Pernyataan maaf ini disampaikan langsung oleh Budianto, pemilik akun TikTok @mbahkaruhon, bersama Daeman (51), petani sekaligus rekan kerjanya yang menjadi sosok "terbang" dalam video tersebut. Mereka mengakui bahwa tindakan menerbangkan manusia menggunakan drone pertanian adalah kesalahan besar yang sangat berbahaya.
"Kami berjanji untuk tidak mengulangi perbuatan tersebut karena dapat mengakibatkan kecelakaan atau cedera serius yang bisa berakibat fatal," kata Budianto, Sabtu (11/7/2026).
Budianto yang juga pengelola kebun pisang cavendish di Tuban ini menjelaskan bahwa video tersebut diambil di kawasan persawahan Jalan Banaran-Sugihan, Kecamatan Merakurak, Tuban, pada Sabtu (4/7/2026) lalu.

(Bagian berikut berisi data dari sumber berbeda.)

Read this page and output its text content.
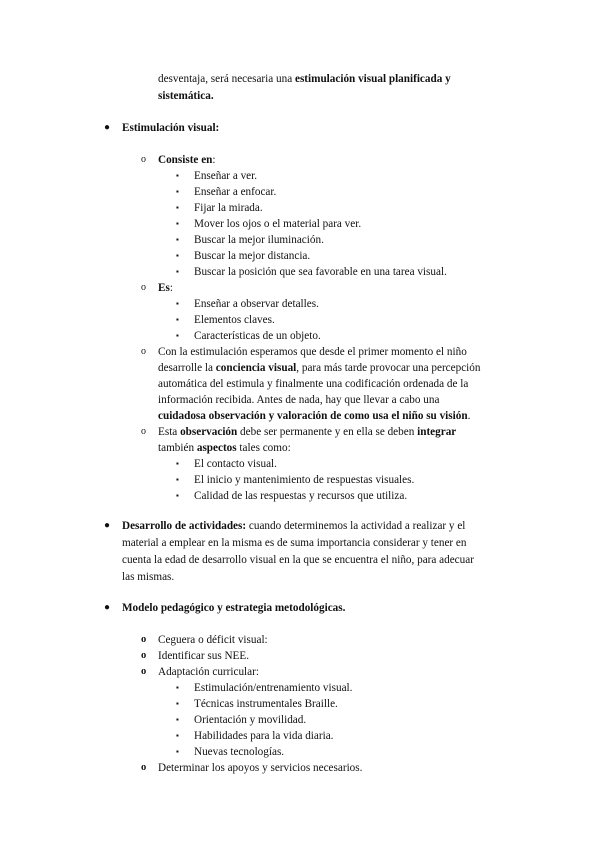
desventaja, será necesaria una estimulación visual planificada y
sistemática.
● Estimulación visual:
o Consiste en:
▪ Enseñar a ver.
▪ Enseñar a enfocar.
▪ Fijar la mirada.
▪ Mover los ojos o el material para ver.
▪ Buscar la mejor iluminación.
▪ Buscar la mejor distancia.
▪ Buscar la posición que sea favorable en una tarea visual.
o Es:
▪ Enseñar a observar detalles.
▪ Elementos claves.
▪ Características de un objeto.
o Con la estimulación esperamos que desde el primer momento el niño
desarrolle la conciencia visual, para más tarde provocar una percepción
automática del estimula y finalmente una codificación ordenada de la
información recibida. Antes de nada, hay que llevar a cabo una
cuidadosa observación y valoración de como usa el niño su visión.
o Esta observación debe ser permanente y en ella se deben integrar
también aspectos tales como:
▪ El contacto visual.
▪ El inicio y mantenimiento de respuestas visuales.
▪ Calidad de las respuestas y recursos que utiliza.
● Desarrollo de actividades: cuando determinemos la actividad a realizar y el
material a emplear en la misma es de suma importancia considerar y tener en
cuenta la edad de desarrollo visual en la que se encuentra el niño, para adecuar
las mismas.
● Modelo pedagógico y estrategia metodológicas.
o Ceguera o déficit visual:
o Identificar sus NEE.
o Adaptación curricular:
▪ Estimulación/entrenamiento visual.
▪ Técnicas instrumentales Braille.
▪ Orientación y movilidad.
▪ Habilidades para la vida diaria.
▪ Nuevas tecnologías.
o Determinar los apoyos y servicios necesarios.
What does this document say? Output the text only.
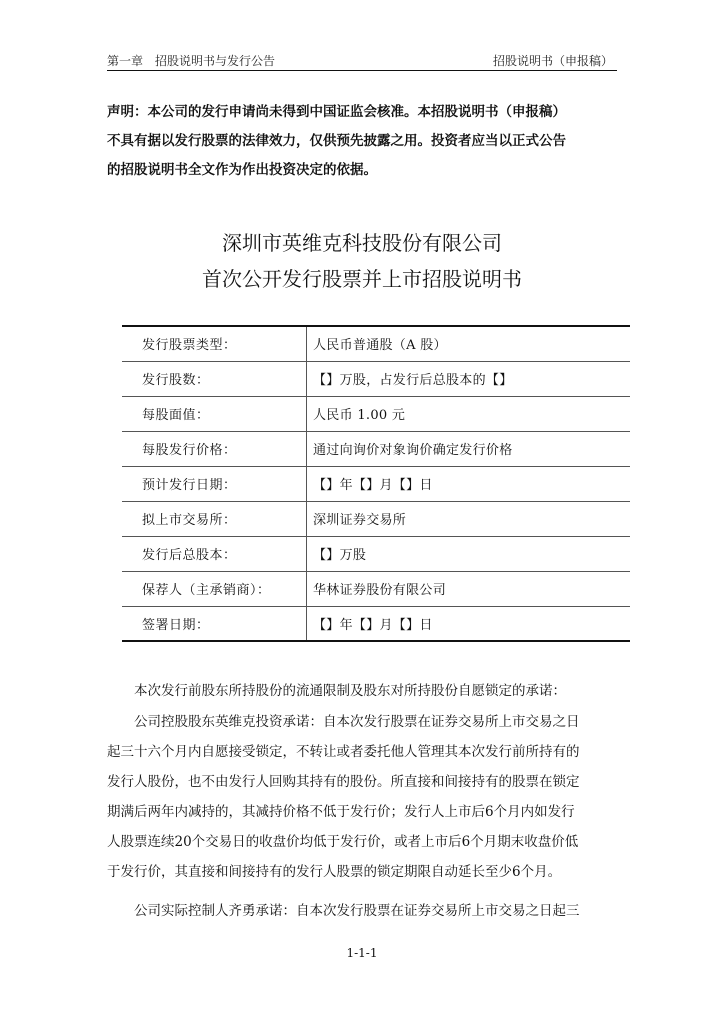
第一章　招股说明书与发行公告	招股说明书（申报稿）
声明：本公司的发行申请尚未得到中国证监会核准。本招股说明书（申报稿）
不具有据以发行股票的法律效力，仅供预先披露之用。投资者应当以正式公告
的招股说明书全文作为作出投资决定的依据。
深圳市英维克科技股份有限公司
首次公开发行股票并上市招股说明书
发行股票类型：	人民币普通股（A 股）
发行股数：	【】万股，占发行后总股本的【】
每股面值：	人民币 1.00 元
每股发行价格：	通过向询价对象询价确定发行价格
预计发行日期：	【】年【】月【】日
拟上市交易所：	深圳证券交易所
发行后总股本：	【】万股
保荐人（主承销商）：	华林证券股份有限公司
签署日期：	【】年【】月【】日
本次发行前股东所持股份的流通限制及股东对所持股份自愿锁定的承诺：
公司控股股东英维克投资承诺：自本次发行股票在证券交易所上市交易之日
起三十六个月内自愿接受锁定，不转让或者委托他人管理其本次发行前所持有的
发行人股份，也不由发行人回购其持有的股份。所直接和间接持有的股票在锁定
期满后两年内减持的，其减持价格不低于发行价；发行人上市后6个月内如发行
人股票连续20个交易日的收盘价均低于发行价，或者上市后6个月期末收盘价低
于发行价，其直接和间接持有的发行人股票的锁定期限自动延长至少6个月。
公司实际控制人齐勇承诺：自本次发行股票在证券交易所上市交易之日起三
1-1-1
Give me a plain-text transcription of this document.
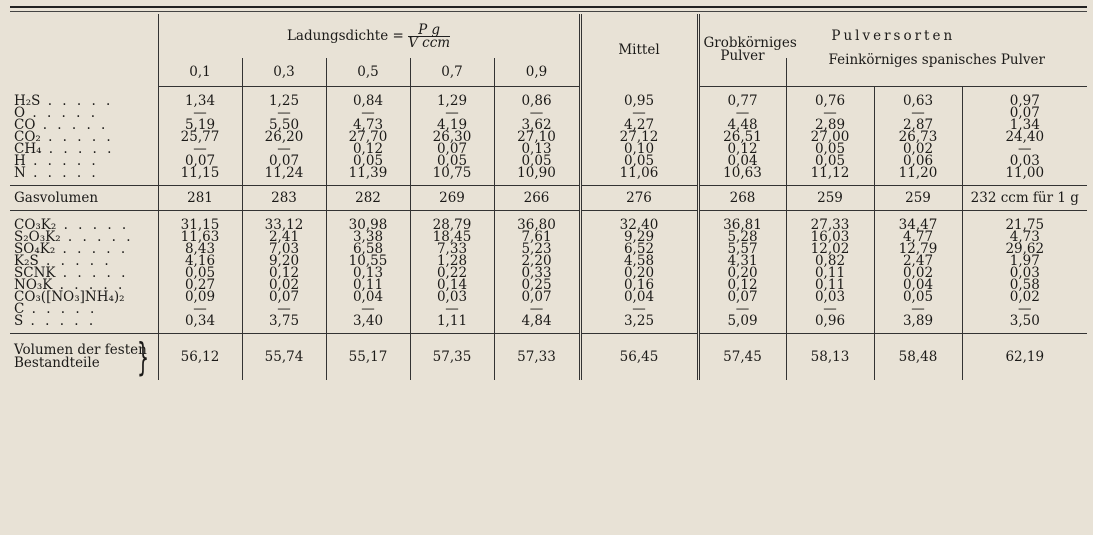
	Ladungsdichte = $\frac{\text{P g}}{\text{V ccm}}$					Mittel	Pulversorten			
	0,1	0,3	0,5	0,7	0,9		Grobkörniges Pulver	Feinkörniges spanisches Pulver		
H₂S . . . . .	1,34	1,25	0,84	1,29	0,86	0,95	0,77	0,76	0,63	0,97
O . . . . .	—	—	—	—	—	—	—	—	—	0,07
CO . . . . .	5,19	5,50	4,73	4,19	3,62	4,27	4,48	2,89	2,87	1,34
CO₂ . . . . .	25,77	26,20	27,70	26,30	27,10	27,12	26,51	27,00	26,73	24,40
CH₄ . . . . .	—	—	0,12	0,07	0,13	0,10	0,12	0,05	0,02	—
H . . . . .	0,07	0,07	0,05	0,05	0,05	0,05	0,04	0,05	0,06	0,03
N . . . . .	11,15	11,24	11,39	10,75	10,90	11,06	10,63	11,12	11,20	11,00
Gasvolumen	281	283	282	269	266	276	268	259	259	232 ccm für 1 g
CO₃K₂ . . . . .	31,15	33,12	30,98	28,79	36,80	32,40	36,81	27,33	34,47	21,75
S₂O₃K₂ . . . . .	11,63	2,41	3,38	18,45	7,61	9,29	5,28	16,03	4,77	4,73
SO₄K₂ . . . . .	8,43	7,03	6,58	7,33	5,23	6,52	5,57	12,02	12,79	29,62
K₂S . . . . .	4,16	9,20	10,55	1,28	2,20	4,58	4,31	0,82	2,47	1,97
SCNK . . . . .	0,05	0,12	0,13	0,22	0,33	0,20	0,20	0,11	0,02	0,03
NO₃K . . . . .	0,27	0,02	0,11	0,14	0,25	0,16	0,12	0,11	0,04	0,58
CO₃([NO₃]NH₄)₂	0,09	0,07	0,04	0,03	0,07	0,04	0,07	0,03	0,05	0,02
C . . . . .	—	—	—	—	—	—	—	—	—	—
S . . . . .	0,34	3,75	3,40	1,11	4,84	3,25	5,09	0,96	3,89	3,50
Volumen der festen Bestandteile }	56,12	55,74	55,17	57,35	57,33	56,45	57,45	58,13	58,48	62,19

Ia menegaskan aksi nekat itu sama sekali bukan bagian dari operasional resmi perusahaan, melainkan murni keisengan spontan demi kebutuhan konten media sosial. Ide tersebut muncul karena dirinya penasaran dengan daya angkat drone logistik yang biasa mereka gunakan di perkebunan.
"Awalnya hanya iseng, karena penasaran drone ini mampu mengangkat beban sekitar 60 sampai 70 kilogram, ternyata bisa," jelas Budianto.

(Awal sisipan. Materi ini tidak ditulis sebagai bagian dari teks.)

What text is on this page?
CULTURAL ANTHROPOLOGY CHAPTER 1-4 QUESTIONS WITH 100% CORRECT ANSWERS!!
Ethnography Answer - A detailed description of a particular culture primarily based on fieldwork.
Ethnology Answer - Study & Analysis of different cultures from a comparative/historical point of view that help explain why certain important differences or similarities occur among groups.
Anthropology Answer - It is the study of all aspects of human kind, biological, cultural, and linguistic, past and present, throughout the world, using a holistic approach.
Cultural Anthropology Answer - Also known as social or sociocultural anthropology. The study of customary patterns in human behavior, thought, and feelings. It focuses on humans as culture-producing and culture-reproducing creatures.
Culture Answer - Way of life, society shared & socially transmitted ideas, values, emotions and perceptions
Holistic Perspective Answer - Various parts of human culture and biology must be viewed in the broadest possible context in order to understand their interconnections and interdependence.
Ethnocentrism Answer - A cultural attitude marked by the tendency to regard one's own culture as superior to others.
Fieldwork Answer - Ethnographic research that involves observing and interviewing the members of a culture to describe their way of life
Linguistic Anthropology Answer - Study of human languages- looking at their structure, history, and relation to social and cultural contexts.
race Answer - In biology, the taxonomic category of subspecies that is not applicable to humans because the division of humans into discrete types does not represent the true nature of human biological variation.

Drone berukuran besar tersebut sebenarnya merupakan alat transportasi logistik pertanian untuk mengangkut barang menuju area kebun pisang, bukan untuk mengangkut manusia.
Proses permohonan maaf dan klariļ¬kasi ini dilakukan langsung di lokasi pembuatan video dengan didampingi oleh petugas kepolisian dari Polsek Merakurak, Tuban.

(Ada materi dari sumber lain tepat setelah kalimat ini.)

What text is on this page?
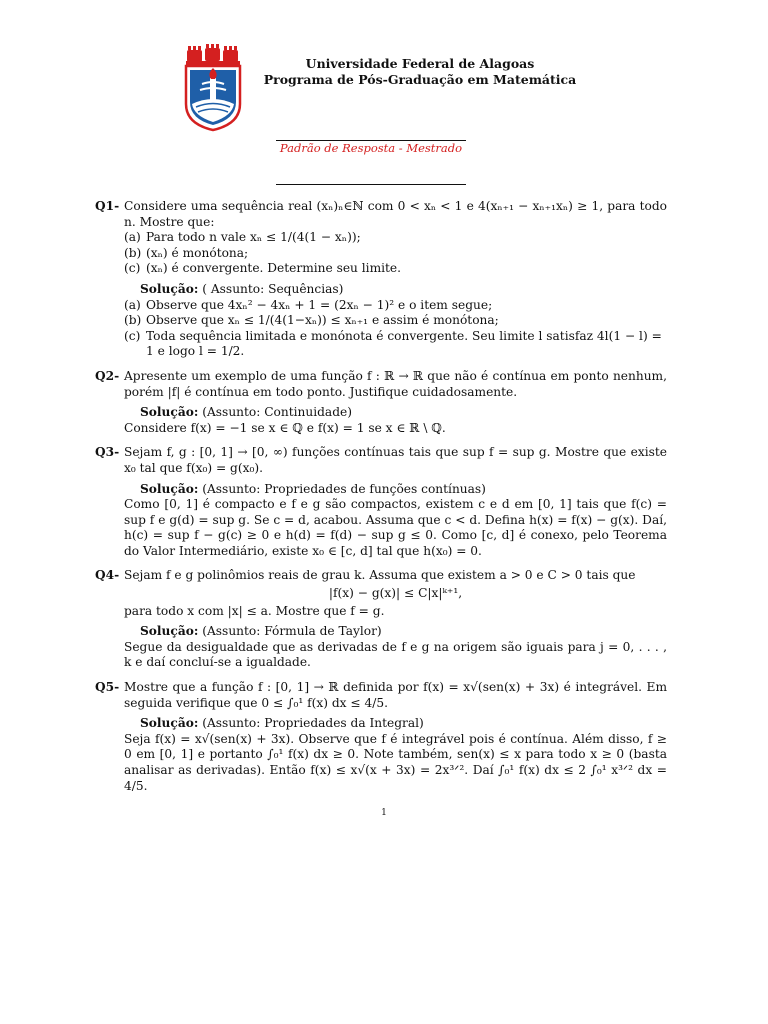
Universidade Federal de Alagoas
Programa de Pós-Graduação em Matemática
Padrão de Resposta - Mestrado
Q1- Considere uma sequência real (xₙ)ₙ∈ℕ com 0 < xₙ < 1 e 4(xₙ₊₁ − xₙ₊₁xₙ) ≥ 1, para todo n. Mostre que:
(a) Para todo n vale xₙ ≤ 1/(4(1 − xₙ));
(b) (xₙ) é monótona;
(c) (xₙ) é convergente. Determine seu limite.
Solução: ( Assunto: Sequências)
(a) Observe que 4xₙ² − 4xₙ + 1 = (2xₙ − 1)² e o item segue;
(b) Observe que xₙ ≤ 1/(4(1−xₙ)) ≤ xₙ₊₁ e assim é monótona;
(c) Toda sequência limitada e monónota é convergente. Seu limite l satisfaz 4l(1 − l) = 1 e logo l = 1/2.
Q2- Apresente um exemplo de uma função f : ℝ → ℝ que não é contínua em ponto nenhum, porém |f| é contínua em todo ponto. Justifique cuidadosamente.
Solução: (Assunto: Continuidade)
Considere f(x) = −1 se x ∈ ℚ e f(x) = 1 se x ∈ ℝ \ ℚ.
Q3- Sejam f, g : [0, 1] → [0, ∞) funções contínuas tais que sup f = sup g. Mostre que existe x₀ tal que f(x₀) = g(x₀).
Solução: (Assunto: Propriedades de funções contínuas)
Como [0, 1] é compacto e f e g são compactos, existem c e d em [0, 1] tais que f(c) = sup f e g(d) = sup g. Se c = d, acabou. Assuma que c < d. Defina h(x) = f(x) − g(x). Daí, h(c) = sup f − g(c) ≥ 0 e h(d) = f(d) − sup g ≤ 0. Como [c, d] é conexo, pelo Teorema do Valor Intermediário, existe x₀ ∈ [c, d] tal que h(x₀) = 0.
Q4- Sejam f e g polinômios reais de grau k. Assuma que existem a > 0 e C > 0 tais que
|f(x) − g(x)| ≤ C|x|ᵏ⁺¹,
para todo x com |x| ≤ a. Mostre que f = g.
Solução: (Assunto: Fórmula de Taylor)
Segue da desigualdade que as derivadas de f e g na origem são iguais para j = 0, . . . , k e daí concluí-se a igualdade.
Q5- Mostre que a função f : [0, 1] → ℝ definida por f(x) = x√(sen(x) + 3x) é integrável. Em seguida verifique que 0 ≤ ∫₀¹ f(x) dx ≤ 4/5.
Solução: (Assunto: Propriedades da Integral)
Seja f(x) = x√(sen(x) + 3x). Observe que f é integrável pois é contínua. Além disso, f ≥ 0 em [0, 1] e portanto ∫₀¹ f(x) dx ≥ 0. Note também, sen(x) ≤ x para todo x ≥ 0 (basta analisar as derivadas). Então f(x) ≤ x√(x + 3x) = 2x³ᐟ². Daí ∫₀¹ f(x) dx ≤ 2 ∫₀¹ x³ᐟ² dx = 4/5.
1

Kasi Humas Polres Tuban, Iptu Iksan, membenarkan bahwa polemik video viral tersebut saat ini sudah diselesaikan secara kekeluargaan setelah pemilik akun menunjukkan iktikad baik.
"Kejadian itu sudah selesai, yang bersangkutan sudah meminta maaf dan menyadari kesalahannya," kata Iksan dikutip dari Kompas.com, Minggu (12/7/2026). (tbn/rev)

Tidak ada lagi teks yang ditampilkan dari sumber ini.